Gluten-Free Morning Glory Muffins

I keep meaning to make a more low-fat version of these muffins, which are much too much like carrot cake for breakfast in the incarnation described below.

However, every time I set out to make the muffins, I find I have all kinds of vegetable oil and absolutely noto a scratch of the plain yogurt I would need for the low-fat version). And then I think of the lovely crunch to the muffin top in the not-even-close-to-low-fat version, and somehow, I've made carrot cake for breakfast. Again.

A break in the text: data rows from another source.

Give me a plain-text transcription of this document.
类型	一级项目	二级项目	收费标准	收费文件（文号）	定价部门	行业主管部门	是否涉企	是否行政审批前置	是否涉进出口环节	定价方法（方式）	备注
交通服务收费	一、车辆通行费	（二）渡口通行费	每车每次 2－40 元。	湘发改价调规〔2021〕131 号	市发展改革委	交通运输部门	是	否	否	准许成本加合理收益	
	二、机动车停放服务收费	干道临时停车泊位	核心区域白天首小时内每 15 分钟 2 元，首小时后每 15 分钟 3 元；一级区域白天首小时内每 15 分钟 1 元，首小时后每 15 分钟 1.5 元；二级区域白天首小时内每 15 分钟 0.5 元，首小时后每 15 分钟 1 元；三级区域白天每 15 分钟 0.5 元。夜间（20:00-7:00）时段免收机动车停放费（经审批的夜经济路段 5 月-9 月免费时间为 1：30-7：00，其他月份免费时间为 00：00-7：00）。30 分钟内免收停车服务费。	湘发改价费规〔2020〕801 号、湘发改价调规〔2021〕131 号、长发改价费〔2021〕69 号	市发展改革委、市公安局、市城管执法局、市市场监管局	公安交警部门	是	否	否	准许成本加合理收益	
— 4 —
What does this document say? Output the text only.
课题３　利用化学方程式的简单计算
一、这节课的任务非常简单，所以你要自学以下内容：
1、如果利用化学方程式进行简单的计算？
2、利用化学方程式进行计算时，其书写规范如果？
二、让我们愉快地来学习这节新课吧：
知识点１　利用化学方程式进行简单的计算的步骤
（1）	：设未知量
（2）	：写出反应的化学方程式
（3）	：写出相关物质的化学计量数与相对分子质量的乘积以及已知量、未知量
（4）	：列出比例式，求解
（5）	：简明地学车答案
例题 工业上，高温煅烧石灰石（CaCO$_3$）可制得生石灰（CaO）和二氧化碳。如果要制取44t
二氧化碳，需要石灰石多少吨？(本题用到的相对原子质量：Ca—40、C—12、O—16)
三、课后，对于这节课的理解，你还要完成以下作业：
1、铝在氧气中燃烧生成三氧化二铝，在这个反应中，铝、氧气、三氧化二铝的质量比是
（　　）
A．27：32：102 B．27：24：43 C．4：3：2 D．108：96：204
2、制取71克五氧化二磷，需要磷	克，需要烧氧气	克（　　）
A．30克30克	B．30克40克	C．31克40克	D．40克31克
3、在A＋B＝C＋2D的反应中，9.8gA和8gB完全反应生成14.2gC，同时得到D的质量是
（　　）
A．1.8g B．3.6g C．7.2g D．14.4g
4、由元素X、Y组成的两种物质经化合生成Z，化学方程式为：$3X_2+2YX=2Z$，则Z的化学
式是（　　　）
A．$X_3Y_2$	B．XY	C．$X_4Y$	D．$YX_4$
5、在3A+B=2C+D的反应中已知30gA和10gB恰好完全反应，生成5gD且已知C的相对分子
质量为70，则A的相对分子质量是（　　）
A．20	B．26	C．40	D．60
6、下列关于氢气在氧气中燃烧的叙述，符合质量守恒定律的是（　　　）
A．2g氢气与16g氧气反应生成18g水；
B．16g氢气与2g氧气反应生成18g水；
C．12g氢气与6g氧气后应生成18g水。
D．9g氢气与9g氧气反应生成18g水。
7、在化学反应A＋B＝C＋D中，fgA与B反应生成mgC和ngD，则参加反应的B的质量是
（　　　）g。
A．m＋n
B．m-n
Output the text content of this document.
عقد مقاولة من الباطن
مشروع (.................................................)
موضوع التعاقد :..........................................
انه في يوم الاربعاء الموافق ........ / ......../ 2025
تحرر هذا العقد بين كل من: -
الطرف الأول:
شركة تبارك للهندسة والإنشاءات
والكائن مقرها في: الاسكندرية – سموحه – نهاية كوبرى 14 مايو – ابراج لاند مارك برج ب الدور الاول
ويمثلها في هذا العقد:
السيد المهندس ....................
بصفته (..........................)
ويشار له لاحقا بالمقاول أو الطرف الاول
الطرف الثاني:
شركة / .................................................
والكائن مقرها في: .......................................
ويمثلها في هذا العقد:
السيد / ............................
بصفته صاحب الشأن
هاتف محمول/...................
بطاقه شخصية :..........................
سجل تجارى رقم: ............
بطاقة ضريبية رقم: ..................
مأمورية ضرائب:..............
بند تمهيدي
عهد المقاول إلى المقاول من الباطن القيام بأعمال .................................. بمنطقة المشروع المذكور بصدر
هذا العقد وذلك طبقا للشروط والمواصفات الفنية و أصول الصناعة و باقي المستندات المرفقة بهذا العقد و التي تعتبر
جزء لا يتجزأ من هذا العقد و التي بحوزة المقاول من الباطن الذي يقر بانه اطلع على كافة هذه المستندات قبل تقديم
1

Combine dry ingredients in a large bowl:
3/4 cup brown rice flour
3/4 cup amaranth flour (or another 3/4 cup brown rice flour)
1/2 cup tapioca or potato starch
1/4 cup flaxseed meal (optional)
1/2 tsp xanthan gum
2 tsp baking soda
1/2 tsp salt
3/4 cup sugar (or evaporated cane sugar)
2 tsp cinnamon

Stir in evenly:
2 cups grated carrot
1/2 cup nuts or pepitas (pumpkin seeds)
1/2 cup raisins or dried cranberries or other chopped dried fruit
1/2 cup unsweetened shredded coconut
1 apple, peeled, cored, and grated

In a separate small bowl, beat:
3 eggs
1 cup vegetable oil
2 tsp vanilla

Stir the wet ingredients into the flour-fruit-nut mixture until just combined.

Dollop into well-greased muffin tins.

Bake at 375F for 20 minutes. Makes 15 nice, fat muffins.